Detective Nathan Benning sat in his office, his fingers interlaced resting near his mouth as his dark brown eyes remained glued to the static of the screen. He had watched the surveillance tape at least three times already, and it still lead to a dead end, the guard on duty, the one who heard the crashing, and was now still in the hospital, kept claiming that it was some kind of strange girl that did it.

He leaned back in his chair and titled his head back towards the ceiling, as he ran a hand through his reddish brown hair. What the security guard said didn’t sit well with him.

Earlier today he went to the hospital and spoke to the man, who was still being examined and could not see anyone for a long time, so Nathan waited outside the man’s room, patients was a virtue, and if he wanted an answer he’d wait for the chance to talk to him.

By doing so he headed over to the scene of the crime, even if that did sound overly cliché. He watched the workers do what they could; cleaning everything up, trying to get all of the evidence that could be found while trying to keep the vultures that was the press away from the site. This is why he always hated the press; some would become too arrogant and end up touching or picking things up that they shouldn’t and destroying evidence in the process.

Nathan was watching the police while leaning on a nearby pillar, close enough to hear everything, but far enough to not disturb any of the C.S.I’s work.

“Any idea on what could have done this?” a woman with coffee colored skin and short blond hair walked over to him with her hands shoved deeply into her coat pockets. Samantha Ashley, Nathan’s partner, looked to him, hoping to pry and answer out, she was always the kind of woman who wanted to know everything from everyone, and it was one of the reasons why she was always so determined with her work.

“No not yet. But this kind of destruction is strange, there doesn’t seem to be any kind of motive to it.”

“Do you think it’s like that same case nineteen years ago?” she asked him, making the man go completely still. That was more than enough for her. “It is isn’t it?”

“This case and that one are completely different; for starters, there weren’t any dead bodies here, just mindless destruction.”

“Don’t you mean that there aren’t any bodies yet?”

He looked to her.

“Oh come on Nathan that has to be the reason why you’re so close to the crime scene, you wouldn’t be if it were just vandalism.”

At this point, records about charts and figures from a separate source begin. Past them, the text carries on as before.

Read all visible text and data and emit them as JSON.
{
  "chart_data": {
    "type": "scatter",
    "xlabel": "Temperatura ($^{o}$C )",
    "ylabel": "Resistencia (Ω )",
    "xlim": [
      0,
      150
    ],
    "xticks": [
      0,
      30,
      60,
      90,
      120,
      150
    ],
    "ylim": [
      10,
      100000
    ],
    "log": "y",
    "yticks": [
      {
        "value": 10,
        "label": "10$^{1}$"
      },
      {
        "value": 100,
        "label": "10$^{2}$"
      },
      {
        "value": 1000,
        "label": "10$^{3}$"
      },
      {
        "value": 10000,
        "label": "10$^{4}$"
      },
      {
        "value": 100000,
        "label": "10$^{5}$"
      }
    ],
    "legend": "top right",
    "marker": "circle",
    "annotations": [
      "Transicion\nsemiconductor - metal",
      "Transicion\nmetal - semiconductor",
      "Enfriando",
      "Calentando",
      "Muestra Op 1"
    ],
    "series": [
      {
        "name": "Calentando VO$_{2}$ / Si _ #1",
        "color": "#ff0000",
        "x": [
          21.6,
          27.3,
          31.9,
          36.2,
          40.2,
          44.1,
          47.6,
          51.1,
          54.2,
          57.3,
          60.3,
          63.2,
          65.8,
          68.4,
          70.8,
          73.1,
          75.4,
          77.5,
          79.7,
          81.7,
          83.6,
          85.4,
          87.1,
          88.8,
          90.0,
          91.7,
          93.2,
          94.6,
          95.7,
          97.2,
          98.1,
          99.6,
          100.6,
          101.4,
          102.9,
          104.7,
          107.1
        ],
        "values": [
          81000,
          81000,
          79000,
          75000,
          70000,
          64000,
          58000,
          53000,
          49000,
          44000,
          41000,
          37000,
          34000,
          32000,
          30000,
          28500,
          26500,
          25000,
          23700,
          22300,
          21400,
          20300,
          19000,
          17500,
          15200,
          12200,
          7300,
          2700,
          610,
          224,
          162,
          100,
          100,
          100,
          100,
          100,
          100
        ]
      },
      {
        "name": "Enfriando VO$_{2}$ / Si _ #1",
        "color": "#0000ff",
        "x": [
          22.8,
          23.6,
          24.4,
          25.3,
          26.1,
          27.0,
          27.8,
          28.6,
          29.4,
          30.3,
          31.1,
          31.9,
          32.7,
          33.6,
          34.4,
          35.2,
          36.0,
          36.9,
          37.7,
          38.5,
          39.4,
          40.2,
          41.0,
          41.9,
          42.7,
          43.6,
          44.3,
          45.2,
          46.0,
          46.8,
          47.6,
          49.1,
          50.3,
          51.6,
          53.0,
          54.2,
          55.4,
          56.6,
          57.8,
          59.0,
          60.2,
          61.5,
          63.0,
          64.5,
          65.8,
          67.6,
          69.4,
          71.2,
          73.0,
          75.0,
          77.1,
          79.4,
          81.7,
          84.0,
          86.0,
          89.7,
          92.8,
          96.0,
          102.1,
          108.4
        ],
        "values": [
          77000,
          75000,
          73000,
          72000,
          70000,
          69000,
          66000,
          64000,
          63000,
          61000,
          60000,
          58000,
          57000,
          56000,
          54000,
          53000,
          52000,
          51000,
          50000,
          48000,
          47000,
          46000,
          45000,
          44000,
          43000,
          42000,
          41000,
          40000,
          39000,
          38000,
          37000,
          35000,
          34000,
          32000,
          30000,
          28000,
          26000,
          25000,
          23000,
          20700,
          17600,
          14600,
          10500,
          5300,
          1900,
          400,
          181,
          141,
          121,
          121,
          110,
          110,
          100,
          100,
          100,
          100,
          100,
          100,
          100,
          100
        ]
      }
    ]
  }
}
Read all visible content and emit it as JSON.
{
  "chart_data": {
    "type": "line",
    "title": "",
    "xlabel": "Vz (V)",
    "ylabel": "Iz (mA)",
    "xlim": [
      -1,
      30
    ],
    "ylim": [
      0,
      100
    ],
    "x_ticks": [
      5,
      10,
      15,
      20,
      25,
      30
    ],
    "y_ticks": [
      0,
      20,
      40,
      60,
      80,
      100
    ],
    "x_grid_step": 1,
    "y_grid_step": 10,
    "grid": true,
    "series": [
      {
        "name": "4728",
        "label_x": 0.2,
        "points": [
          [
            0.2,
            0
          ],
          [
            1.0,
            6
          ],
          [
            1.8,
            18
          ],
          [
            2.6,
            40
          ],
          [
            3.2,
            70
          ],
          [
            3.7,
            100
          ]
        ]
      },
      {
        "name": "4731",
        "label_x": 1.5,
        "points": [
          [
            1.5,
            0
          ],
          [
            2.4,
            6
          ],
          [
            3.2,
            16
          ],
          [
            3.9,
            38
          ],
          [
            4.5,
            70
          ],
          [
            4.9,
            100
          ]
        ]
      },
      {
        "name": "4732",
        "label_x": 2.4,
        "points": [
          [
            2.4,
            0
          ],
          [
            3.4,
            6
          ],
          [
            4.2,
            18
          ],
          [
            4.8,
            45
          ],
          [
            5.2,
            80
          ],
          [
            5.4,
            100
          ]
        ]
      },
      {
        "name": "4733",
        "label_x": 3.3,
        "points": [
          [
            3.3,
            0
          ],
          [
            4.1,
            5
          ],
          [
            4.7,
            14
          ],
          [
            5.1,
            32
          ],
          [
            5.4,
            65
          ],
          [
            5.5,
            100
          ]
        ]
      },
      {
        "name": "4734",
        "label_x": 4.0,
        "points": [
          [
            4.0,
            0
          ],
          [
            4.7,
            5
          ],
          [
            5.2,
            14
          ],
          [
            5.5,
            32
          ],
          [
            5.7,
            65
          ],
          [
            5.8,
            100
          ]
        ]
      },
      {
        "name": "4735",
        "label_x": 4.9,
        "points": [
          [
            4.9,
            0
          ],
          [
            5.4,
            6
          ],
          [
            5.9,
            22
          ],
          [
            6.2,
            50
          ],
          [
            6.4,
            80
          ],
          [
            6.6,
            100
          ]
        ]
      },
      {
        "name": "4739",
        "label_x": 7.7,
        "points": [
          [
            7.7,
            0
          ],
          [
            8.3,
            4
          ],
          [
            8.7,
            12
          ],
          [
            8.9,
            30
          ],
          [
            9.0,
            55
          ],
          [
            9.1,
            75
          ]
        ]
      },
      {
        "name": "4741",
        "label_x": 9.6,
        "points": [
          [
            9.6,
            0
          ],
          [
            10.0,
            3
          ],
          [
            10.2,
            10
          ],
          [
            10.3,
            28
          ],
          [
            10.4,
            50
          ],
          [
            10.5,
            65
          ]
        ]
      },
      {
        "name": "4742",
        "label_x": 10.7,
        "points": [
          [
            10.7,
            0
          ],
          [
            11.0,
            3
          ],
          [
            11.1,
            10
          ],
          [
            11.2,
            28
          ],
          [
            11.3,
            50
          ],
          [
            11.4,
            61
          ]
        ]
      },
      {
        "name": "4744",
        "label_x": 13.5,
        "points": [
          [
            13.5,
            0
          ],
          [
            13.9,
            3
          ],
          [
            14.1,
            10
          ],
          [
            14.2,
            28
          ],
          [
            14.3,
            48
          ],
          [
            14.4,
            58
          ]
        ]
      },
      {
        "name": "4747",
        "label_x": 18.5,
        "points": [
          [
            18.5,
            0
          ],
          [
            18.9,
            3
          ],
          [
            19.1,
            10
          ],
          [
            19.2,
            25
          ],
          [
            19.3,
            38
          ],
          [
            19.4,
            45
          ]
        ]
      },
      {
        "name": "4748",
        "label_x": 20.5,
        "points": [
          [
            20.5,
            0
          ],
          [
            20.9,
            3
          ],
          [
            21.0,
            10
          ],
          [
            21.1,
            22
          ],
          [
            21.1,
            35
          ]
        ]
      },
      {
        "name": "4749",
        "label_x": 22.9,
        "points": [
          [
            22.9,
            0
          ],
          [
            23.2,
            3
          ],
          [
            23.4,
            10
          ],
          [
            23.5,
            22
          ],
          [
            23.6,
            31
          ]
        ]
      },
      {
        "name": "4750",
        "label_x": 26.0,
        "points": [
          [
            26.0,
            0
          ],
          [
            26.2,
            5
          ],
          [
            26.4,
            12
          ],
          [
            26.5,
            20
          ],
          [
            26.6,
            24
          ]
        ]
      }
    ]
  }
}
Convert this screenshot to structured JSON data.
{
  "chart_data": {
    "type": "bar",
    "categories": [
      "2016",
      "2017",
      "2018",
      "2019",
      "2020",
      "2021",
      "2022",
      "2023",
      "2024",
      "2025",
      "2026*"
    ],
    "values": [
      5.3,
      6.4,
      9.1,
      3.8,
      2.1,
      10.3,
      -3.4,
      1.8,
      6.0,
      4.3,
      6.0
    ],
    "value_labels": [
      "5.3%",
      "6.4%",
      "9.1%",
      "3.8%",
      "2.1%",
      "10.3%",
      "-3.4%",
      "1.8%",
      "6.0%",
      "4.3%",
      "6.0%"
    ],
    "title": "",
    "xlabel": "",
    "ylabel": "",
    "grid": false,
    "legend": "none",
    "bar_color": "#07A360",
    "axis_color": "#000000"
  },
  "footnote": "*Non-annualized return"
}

“I honestly don’t know.” He admitted. “But it feels familiar, but the bigger question here is, how the bloody hell do you even know I worked that case nineteen years ago?”

She pointed at him with a smile spread across her face; her expression was like one who believed the person they were talking too had just fallen into their trap. “One, you just told me, two, I read your case files, and three, I was about to enter middle school when it happened, so of course I’d know about it. It was all over the news for a long time. The only ones who don’t know are the kids who were born around that time.”

That much was true, the kids in high school now these days never knew of the events that had accrued many years ago before they were born.

Nineteen years ago there were a number of incidents that spread across the country like wildfire, a sudden increase in deaths. However these deaths were neither accidental nor suicide, it was murder, but it wasn’t normal. The bodies of the people who were killed lost almost all of their blood, was gone, barely any left on the ground, and many of the bodies looked as if they had been eaten after their necks had been snapped. Almost all of the victims didn’t know what hit them. Almost all because there were a few that were tortured while still alive, with some kind of sharp blade, but it was a blade that had never been seen before, tests after tests had been done but a match was never found. One of the men was a publisher who, in later discovery, had been stealing other people’s works and claiming them as if he had done it taking the writers hard earned money. The man had been ripped to pieces, like a child pulling apart a doll.